AI-powered Combined Delivery & Transportation Scheduling with ‘What-If’ Analysis

Mitigated scheduling inefficiencies eliminating drudgery. Maximized profit by optimizing resource, time & cost models simultaneously.

Achieved 15% savings on OpEx costs.

Situation

Existing scenario demanded smarter AI/ML enabled tools to prepare for disruptions. They had to be ready with alternate plans, and manage scheduling under multiple and diverse constraints.

Challenges

Real life variables (last minute cancellations, reroutes, product recalls, diverse workforce, and their time & location preferences) were under-represented in end-to-end software optimization tools. Lack of a flexible add-on AI module to augment greenfield and brownfield solutions.

Additional Requirements

Analyse Reverse Scheduling, including time & cost accounting, for supply and demand-side perturbations. Provide easy integration with minimum to no down-time.

 

  • Easy-to-install, sits on top of existing software systems, gives a single dashboard view for all systems.
  • No disruption of existing systems during setup.
  • Connected thousands of employees & nodes in a supply chain.
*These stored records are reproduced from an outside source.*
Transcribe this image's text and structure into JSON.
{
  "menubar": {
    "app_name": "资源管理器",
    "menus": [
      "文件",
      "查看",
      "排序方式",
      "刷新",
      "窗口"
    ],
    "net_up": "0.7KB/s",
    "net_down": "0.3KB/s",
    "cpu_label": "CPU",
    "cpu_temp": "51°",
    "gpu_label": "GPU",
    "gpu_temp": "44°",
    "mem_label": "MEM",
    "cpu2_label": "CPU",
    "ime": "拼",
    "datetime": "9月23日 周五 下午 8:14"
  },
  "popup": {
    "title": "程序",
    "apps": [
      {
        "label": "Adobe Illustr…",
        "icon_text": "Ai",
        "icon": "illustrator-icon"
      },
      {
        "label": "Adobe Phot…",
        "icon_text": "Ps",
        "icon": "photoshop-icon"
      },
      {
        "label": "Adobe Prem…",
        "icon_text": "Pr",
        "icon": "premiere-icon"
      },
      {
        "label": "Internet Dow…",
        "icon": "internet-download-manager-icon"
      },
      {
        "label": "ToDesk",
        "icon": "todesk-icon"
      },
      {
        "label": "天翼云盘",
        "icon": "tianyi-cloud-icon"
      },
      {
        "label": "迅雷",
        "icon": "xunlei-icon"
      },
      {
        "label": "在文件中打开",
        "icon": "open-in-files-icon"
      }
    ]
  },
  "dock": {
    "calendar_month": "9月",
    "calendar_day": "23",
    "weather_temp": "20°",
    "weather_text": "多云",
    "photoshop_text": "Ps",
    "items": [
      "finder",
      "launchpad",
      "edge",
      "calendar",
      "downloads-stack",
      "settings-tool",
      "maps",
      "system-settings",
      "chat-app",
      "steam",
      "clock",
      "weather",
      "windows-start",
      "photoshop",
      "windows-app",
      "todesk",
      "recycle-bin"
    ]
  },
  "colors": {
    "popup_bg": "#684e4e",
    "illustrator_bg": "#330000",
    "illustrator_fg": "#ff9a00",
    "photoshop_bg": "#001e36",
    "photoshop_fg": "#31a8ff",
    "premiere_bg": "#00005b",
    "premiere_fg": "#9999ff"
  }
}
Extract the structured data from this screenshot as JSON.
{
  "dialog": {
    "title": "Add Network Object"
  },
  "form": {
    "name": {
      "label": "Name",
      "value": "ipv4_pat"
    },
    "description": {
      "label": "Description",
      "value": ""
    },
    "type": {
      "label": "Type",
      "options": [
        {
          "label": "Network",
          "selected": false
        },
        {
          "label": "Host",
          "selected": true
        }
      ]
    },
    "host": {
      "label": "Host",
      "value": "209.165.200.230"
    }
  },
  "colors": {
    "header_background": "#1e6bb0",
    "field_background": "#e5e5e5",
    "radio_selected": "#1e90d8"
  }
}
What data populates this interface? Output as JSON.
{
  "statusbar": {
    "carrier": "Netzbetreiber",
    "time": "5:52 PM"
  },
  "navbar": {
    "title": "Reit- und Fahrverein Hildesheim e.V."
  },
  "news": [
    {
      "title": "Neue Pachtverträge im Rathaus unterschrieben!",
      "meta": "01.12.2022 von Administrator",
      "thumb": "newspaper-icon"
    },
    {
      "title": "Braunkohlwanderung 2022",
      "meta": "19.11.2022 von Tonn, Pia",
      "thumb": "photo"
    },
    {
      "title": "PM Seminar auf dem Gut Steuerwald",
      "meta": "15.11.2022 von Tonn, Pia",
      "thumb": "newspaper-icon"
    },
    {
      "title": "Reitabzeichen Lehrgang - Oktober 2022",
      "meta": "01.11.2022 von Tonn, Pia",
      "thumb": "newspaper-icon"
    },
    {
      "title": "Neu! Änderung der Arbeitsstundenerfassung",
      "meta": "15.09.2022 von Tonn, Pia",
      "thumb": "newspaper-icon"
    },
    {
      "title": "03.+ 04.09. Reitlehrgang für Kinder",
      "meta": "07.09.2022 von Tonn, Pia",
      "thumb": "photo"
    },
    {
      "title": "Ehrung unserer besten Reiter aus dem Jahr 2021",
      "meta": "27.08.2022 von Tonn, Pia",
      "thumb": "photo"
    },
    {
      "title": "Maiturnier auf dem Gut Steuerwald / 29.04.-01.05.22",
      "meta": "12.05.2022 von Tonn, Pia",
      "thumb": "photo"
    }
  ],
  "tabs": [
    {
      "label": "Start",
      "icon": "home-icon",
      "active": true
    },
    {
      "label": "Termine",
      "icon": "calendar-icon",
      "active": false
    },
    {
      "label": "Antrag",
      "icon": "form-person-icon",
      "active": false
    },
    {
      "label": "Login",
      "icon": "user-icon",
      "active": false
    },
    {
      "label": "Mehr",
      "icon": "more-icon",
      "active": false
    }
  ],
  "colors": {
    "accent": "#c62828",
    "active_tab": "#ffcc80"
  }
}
Tied all schedules together. Identified the best possible allocation of workforce, while accounting for human factor, personal preferences, preferred times and locations.
  • Mitigated scheduling inefficiencies, eliminating drudgery.
  • Route optimization under multiple constraints for weeks and months in advance, with a provision for contingencies.
  • Efficient scheduling to save resources. Ensured happy employees (by considering personal preferences) and successful fulfillment.
  • Achieved parallel optimization across tens of specified activities.
  • Proactive scheduling to avoid small issues from becoming critical.